There are two approaches to exporting Apache Spark models into PMML data format. First, when working at Spark ML abstraction level, then you can use the JPMML-SparkML library. Second, when working at Spark MLlib abstraction level, which appears to be the case here, then you can use the built-in PMMLExportable
trait.
JPMML-SparkML retrieves column names from the Spark ML data schema via DataFrame#schema()
. Unfortunately, there is no such option for Spark MLlib, so feature names "field_{n}" and the label name "target" are simply dummy hard-coded names.
It is fairly easy to rename fields in the PMML document using the JPMML-Model library:
pmmlExportable.toPMML("/tmp/raw-pmml-file")

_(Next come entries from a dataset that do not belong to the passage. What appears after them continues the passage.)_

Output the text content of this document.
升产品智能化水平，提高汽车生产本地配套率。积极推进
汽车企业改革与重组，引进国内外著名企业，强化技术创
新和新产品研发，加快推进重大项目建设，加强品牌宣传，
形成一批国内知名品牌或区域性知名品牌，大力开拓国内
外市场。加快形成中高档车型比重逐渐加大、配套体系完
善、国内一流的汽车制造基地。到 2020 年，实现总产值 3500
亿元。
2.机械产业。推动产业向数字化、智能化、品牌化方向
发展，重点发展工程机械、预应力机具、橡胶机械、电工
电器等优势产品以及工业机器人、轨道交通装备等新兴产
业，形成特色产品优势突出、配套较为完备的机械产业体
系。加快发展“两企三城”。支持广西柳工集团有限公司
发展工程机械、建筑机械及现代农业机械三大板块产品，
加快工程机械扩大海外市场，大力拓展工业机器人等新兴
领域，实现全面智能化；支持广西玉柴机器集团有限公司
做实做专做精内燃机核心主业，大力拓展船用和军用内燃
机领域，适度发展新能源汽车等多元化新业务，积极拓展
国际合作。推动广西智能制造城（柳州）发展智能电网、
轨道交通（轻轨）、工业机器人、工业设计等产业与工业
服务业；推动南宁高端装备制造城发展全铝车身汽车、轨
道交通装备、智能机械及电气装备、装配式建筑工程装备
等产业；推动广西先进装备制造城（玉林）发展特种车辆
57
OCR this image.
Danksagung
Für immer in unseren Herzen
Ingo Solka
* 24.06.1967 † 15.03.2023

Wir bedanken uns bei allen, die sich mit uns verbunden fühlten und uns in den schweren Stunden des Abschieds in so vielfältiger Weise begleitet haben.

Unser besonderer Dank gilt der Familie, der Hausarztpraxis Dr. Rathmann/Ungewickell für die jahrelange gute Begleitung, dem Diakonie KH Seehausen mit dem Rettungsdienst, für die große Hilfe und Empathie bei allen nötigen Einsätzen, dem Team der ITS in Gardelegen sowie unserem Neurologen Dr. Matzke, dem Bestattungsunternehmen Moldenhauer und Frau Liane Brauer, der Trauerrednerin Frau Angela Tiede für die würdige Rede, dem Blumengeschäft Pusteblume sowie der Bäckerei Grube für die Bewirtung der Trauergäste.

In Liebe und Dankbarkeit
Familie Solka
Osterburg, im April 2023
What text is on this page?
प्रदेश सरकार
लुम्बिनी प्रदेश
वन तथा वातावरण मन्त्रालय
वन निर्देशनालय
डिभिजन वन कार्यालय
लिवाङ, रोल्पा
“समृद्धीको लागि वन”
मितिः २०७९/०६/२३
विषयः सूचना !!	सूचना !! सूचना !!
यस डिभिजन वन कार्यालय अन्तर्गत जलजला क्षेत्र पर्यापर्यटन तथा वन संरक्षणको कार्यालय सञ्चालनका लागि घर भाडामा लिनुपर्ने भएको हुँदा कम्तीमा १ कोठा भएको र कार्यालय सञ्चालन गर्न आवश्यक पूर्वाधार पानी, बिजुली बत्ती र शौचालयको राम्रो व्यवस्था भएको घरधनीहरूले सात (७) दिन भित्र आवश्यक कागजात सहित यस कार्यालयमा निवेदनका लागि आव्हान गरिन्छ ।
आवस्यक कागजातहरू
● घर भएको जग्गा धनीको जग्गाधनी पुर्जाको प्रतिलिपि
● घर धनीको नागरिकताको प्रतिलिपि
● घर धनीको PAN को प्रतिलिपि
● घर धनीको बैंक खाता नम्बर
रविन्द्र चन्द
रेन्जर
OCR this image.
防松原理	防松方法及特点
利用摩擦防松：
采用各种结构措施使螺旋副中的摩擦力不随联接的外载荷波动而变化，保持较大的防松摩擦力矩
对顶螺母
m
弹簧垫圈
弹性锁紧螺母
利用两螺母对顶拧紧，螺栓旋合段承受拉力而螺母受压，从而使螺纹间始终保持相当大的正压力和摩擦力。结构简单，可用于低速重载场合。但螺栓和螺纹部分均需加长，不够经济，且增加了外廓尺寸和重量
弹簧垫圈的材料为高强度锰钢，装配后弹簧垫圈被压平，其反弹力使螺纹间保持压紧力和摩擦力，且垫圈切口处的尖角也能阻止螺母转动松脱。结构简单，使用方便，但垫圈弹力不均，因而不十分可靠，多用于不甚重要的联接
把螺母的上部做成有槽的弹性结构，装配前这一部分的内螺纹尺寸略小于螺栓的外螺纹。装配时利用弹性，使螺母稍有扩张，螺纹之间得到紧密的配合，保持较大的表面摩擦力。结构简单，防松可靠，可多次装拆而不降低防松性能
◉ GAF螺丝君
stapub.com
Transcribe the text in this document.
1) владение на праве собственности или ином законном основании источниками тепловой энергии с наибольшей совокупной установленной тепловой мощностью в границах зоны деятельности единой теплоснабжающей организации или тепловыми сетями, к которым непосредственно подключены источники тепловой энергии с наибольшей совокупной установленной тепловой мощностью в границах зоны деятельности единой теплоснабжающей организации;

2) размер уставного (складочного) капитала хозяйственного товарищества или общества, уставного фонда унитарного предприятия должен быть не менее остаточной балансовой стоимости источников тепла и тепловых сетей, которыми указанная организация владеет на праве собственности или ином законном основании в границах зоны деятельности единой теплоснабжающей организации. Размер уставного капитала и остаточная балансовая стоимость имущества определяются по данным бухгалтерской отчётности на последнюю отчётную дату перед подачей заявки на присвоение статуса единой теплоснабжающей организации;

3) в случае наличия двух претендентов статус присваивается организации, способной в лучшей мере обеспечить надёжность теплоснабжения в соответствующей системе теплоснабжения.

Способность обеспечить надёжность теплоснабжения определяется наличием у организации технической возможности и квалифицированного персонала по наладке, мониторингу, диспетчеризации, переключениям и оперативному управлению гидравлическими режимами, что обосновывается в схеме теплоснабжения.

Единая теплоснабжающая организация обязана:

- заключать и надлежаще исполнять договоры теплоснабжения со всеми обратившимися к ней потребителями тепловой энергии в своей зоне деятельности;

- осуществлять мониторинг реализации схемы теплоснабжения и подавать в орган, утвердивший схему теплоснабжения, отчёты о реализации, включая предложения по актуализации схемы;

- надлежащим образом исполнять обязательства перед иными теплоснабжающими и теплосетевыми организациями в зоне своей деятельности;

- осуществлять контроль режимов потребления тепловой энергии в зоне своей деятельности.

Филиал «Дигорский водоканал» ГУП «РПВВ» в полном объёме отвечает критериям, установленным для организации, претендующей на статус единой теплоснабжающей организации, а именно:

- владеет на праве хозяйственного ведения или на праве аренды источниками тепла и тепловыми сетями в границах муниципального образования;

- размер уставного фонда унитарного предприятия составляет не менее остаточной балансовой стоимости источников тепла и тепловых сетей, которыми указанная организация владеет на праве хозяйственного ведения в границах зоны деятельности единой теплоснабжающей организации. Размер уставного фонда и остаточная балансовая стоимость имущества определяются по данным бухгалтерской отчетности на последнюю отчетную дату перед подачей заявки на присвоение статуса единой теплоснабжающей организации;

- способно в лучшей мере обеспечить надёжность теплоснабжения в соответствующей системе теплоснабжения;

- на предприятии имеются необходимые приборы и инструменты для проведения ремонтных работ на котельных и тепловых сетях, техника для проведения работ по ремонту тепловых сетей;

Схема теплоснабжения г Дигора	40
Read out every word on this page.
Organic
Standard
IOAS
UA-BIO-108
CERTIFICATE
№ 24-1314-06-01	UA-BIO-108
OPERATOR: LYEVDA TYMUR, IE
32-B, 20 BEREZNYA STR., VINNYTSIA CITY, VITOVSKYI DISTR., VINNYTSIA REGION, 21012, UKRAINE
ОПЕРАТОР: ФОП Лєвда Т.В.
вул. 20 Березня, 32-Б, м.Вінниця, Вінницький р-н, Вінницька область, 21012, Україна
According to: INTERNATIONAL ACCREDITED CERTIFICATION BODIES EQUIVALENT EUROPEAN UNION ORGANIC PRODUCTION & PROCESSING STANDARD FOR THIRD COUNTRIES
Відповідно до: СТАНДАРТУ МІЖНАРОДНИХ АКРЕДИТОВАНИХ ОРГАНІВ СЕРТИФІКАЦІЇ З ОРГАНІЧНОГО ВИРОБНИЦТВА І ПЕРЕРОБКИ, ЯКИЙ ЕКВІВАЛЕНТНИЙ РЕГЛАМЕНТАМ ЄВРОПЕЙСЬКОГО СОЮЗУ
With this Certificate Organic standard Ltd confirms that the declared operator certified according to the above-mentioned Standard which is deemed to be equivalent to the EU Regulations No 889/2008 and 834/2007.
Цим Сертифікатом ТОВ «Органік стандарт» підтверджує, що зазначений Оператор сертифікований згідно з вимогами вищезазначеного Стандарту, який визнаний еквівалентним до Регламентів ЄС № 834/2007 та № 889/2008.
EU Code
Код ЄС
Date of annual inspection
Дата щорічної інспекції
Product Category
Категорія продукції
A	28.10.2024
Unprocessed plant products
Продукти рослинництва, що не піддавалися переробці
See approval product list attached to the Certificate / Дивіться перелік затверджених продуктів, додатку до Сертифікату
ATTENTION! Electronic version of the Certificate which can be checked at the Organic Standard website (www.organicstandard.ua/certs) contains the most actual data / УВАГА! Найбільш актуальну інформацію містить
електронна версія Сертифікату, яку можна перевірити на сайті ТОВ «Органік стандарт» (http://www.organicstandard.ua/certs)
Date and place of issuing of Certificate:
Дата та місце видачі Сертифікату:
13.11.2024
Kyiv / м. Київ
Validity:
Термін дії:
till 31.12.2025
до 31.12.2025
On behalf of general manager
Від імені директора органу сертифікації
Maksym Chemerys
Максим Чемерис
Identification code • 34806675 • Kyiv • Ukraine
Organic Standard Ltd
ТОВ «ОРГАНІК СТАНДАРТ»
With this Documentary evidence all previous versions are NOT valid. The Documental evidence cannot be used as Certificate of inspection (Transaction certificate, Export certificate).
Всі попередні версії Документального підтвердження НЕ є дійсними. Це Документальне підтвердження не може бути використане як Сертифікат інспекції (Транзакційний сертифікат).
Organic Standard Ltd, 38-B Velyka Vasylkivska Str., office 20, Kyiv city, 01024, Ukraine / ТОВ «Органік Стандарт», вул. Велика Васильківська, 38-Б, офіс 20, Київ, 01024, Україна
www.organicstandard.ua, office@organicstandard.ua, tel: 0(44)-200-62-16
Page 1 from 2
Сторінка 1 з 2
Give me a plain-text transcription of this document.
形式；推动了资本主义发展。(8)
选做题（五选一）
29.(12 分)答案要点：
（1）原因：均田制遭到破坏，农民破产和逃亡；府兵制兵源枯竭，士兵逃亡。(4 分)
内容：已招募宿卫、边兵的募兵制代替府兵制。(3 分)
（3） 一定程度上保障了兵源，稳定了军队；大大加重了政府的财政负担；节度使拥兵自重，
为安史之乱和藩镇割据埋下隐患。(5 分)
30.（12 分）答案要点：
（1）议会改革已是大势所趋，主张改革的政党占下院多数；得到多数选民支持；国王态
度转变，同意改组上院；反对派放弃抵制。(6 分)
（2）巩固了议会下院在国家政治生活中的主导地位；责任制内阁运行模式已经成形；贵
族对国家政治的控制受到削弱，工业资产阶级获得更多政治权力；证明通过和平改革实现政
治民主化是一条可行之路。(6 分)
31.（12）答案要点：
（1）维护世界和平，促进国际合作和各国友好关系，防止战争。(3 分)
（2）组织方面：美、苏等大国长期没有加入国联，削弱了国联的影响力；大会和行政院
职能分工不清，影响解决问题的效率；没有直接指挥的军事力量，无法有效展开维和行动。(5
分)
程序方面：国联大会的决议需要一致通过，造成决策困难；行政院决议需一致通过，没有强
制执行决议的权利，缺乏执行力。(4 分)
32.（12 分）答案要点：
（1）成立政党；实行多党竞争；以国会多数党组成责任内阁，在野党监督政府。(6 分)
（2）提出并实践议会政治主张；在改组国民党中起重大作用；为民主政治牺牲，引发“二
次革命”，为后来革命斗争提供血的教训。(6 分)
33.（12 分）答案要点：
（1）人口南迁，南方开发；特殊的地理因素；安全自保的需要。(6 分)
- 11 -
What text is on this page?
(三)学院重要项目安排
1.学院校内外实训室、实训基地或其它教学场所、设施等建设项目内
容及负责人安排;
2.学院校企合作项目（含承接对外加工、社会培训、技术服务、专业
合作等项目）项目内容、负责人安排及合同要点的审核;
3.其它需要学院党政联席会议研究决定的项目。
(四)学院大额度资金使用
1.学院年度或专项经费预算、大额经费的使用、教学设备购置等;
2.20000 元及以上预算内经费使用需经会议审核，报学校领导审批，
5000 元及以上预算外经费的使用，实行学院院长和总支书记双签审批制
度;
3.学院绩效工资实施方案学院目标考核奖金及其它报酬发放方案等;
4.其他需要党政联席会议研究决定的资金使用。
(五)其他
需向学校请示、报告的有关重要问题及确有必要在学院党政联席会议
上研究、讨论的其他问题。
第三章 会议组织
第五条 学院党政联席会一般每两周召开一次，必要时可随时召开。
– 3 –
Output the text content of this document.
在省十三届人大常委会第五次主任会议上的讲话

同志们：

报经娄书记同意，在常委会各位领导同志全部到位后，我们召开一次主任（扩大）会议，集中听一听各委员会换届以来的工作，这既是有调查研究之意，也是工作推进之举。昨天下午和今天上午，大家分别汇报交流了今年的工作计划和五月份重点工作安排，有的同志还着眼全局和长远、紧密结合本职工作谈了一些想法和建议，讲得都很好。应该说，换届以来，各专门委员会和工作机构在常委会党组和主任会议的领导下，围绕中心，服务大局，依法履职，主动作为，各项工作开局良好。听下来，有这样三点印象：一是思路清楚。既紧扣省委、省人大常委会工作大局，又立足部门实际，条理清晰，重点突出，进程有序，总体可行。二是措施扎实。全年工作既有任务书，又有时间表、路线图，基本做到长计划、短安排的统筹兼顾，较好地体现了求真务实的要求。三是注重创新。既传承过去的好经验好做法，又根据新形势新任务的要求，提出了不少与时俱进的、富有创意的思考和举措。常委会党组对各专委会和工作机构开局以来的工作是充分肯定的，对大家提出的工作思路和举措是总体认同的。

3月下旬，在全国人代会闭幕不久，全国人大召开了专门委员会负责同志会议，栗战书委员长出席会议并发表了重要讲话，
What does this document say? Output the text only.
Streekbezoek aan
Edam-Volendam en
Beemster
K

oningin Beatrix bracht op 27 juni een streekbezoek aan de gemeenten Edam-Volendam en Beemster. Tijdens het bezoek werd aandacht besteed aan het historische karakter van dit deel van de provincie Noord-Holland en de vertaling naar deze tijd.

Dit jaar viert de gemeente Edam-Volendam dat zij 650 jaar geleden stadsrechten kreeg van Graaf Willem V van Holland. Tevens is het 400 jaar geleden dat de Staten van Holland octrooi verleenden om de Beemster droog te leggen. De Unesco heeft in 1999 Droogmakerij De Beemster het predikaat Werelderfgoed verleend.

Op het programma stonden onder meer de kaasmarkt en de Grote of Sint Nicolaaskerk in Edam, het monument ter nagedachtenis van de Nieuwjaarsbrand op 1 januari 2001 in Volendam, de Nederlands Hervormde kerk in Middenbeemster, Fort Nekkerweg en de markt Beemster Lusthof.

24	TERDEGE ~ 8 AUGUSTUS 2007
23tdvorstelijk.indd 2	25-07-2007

org.dmg.pmml.PMML pmml = org.jpmml.model.JAXBUtil.unmarshal("/tmp/raw-pmml-file");
org.jpmml.model.visitors.FieldRenamer targetRenamer = new FieldRenamer(FieldName.create("target"), FieldRenamer.create("y"));
targetRenamer.applyTo(pmml);
org.jpmml.model.JAXBUtil.marshal(pmml, "/tmp/final-pmml-file");
If you marshal this PMML object instance to a PMML file, then you can see that the field "target" (and all its references) has been renamed to "y". Repeat the procedure with features.